Bank of Italy scrutinizing activities at troubled MPS
Stock plunges amid derivatives scandal at world's oldest bank23 January, 20:12
"The true nature of certain transactions...have emerged only recently," said the Bank of Italy, which supervises banks in Italy.
Its comments came in the wake of a derivatives scandal at Italy's third-largest lender, which saw its stock plunge more than 8% on Wednesday.
At the same time, MPS executives came under intense pressure to explain to shareholders what was behind 2012 losses that could reach 220 million euros. The Bank of Italy said MPS operations now have the full attention of supervisory authorities, adding the bank was cooperating with investigators.
Just one day earlier, news broke that a three-year-old derivative deal with Japanese bank Nomura meant that MPS will book an additional loss of at least 220 million euros.
The news led to the resignation of MPS ex-chairman Giuseppe Mussari from his post as chairman of the Italian banking association ABI the same day.
Italian newspaper Il Fatto Quotidiano reported that MPS managers became aware of the three-year-old derivative trade, named "Alexandria" just last October.

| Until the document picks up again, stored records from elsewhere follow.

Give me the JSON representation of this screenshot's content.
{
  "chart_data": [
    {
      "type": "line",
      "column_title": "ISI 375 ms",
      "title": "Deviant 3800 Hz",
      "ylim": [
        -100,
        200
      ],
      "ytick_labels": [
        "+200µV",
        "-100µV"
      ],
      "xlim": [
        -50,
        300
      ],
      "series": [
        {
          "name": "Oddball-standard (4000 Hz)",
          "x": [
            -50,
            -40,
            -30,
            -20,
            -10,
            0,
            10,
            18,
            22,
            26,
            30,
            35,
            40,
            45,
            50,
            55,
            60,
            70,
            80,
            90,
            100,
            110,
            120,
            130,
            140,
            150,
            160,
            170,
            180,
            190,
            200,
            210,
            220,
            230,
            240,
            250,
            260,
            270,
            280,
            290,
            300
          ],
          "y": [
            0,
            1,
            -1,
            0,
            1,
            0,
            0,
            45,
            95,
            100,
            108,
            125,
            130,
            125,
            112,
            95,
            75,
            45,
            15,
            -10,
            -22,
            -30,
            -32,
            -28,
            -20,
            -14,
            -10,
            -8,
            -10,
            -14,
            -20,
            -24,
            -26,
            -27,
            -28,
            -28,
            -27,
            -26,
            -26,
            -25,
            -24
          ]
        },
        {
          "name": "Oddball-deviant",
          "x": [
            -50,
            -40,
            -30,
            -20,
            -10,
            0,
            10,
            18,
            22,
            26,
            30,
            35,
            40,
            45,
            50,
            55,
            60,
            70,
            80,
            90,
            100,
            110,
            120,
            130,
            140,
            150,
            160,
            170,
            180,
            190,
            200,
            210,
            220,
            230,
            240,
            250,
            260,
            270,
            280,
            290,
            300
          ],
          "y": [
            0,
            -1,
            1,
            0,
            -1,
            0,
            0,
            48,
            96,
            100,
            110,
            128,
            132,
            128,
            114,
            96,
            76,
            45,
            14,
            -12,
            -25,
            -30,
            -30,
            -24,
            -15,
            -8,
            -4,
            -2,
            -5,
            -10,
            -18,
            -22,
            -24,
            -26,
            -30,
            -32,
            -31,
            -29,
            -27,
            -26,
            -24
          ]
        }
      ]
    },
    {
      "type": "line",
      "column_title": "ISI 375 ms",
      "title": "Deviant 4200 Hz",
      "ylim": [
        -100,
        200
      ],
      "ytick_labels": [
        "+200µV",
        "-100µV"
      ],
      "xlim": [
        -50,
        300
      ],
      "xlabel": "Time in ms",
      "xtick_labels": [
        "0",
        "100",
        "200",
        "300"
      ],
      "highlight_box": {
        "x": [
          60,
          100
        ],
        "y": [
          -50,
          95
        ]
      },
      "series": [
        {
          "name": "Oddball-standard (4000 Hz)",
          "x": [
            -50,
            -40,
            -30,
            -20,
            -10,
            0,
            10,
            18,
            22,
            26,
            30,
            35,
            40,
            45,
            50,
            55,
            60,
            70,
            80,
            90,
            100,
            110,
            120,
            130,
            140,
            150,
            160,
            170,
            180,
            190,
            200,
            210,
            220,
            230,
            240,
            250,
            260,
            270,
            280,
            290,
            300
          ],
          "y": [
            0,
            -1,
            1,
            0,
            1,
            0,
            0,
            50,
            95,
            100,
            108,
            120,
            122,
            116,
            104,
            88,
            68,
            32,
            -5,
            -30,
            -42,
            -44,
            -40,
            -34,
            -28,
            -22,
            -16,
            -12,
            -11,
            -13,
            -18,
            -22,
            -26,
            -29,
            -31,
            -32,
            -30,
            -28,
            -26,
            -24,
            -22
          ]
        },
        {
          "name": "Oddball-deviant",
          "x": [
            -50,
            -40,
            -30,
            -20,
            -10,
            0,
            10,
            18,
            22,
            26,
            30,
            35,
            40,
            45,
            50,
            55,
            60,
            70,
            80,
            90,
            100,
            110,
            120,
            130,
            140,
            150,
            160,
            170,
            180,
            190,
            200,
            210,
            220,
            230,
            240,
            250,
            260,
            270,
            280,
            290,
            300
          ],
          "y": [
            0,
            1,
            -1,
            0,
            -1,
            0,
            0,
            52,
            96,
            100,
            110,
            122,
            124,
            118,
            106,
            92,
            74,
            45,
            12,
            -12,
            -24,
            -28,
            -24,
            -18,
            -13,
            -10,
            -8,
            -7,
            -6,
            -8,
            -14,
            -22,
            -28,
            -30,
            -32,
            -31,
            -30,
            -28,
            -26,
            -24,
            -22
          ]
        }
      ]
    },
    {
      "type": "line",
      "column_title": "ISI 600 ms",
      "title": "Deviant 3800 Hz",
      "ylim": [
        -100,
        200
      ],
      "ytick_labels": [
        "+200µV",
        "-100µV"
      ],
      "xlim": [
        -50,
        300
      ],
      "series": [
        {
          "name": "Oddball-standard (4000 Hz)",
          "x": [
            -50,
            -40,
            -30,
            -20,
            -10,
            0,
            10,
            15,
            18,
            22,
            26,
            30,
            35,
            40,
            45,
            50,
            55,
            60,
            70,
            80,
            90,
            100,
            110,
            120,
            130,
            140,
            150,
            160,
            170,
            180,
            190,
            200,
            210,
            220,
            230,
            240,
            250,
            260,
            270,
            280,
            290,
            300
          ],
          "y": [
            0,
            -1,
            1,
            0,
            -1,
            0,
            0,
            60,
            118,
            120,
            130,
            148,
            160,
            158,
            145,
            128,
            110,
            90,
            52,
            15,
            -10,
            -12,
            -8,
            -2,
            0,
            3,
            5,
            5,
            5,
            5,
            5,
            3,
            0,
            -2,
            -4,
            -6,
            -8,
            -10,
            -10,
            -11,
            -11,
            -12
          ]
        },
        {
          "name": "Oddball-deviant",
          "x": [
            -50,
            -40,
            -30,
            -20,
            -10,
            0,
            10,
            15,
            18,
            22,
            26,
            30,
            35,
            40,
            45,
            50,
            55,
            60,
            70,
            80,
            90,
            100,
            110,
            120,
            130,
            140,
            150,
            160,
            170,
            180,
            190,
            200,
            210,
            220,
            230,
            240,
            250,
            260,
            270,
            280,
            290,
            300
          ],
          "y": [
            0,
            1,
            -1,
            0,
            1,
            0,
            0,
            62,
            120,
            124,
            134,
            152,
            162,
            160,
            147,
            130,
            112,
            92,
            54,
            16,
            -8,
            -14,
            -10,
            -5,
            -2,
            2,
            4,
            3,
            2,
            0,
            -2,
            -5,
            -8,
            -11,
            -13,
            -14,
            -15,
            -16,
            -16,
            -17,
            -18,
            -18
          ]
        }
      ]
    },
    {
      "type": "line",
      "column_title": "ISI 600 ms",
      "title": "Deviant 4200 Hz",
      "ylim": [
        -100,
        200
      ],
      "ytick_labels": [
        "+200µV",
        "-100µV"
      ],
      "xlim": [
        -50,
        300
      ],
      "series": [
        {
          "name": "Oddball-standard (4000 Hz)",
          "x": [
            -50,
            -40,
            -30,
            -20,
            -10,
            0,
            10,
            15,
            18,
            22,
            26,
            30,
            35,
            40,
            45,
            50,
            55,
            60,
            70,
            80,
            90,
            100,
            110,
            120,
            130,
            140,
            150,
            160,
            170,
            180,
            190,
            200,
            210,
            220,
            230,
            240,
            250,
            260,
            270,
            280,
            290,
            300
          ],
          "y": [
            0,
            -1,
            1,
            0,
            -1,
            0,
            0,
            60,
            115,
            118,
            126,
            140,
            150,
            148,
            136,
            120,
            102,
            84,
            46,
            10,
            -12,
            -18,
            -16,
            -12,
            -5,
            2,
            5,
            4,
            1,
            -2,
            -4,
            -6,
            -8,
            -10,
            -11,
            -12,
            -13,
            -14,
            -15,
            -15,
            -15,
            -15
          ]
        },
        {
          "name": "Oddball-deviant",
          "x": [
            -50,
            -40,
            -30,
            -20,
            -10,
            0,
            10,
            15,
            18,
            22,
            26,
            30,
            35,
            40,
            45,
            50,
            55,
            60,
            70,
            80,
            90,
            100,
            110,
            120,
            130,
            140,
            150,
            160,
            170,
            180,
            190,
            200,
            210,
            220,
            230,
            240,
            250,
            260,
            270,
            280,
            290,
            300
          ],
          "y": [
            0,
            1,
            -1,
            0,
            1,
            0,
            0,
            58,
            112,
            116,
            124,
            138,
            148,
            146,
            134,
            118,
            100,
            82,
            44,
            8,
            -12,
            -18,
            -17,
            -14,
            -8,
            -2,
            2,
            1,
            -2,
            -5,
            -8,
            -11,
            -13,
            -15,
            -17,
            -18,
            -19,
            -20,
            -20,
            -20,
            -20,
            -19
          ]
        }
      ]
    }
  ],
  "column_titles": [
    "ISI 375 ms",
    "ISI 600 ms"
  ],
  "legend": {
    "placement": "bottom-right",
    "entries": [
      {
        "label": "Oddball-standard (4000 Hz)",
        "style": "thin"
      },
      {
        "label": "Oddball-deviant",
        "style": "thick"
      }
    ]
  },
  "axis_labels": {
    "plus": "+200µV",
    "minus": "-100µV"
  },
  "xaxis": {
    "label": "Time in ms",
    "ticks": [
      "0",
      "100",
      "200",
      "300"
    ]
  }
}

The derivatives losses were revealed during an accounting overhaul launched by a new management team, reported the Financial Times.
MPS Chairman Alessandro Profumo and CEO Fabrizio Viola were brought in last year after the bank failed to meet European capital requirements. Mussari resigned from his ABI post on Tuesday after Nomura said he had personally approved the derivative trade during his tenure as MPS chairman.
Mussari firmly denies any wrongdoing.
MPS issued a statement saying the Nomura derivative deal was one of several structured transactions it was reviewing.
MPS is also examining a separate contract structured by Deutsche Bank, according to the Financial Times.
Controversy also swirled Wednesday over a request made last November, when MPS asked to increase State aid by 500 million euros to 3.9 billion euros, due to possible losses from past transactions related to its exposure to Italian State debt.
MPS stated that a review of those deals will be submitted to the MPS board in February, and that the bank would report in a timely way any impact on its accounts.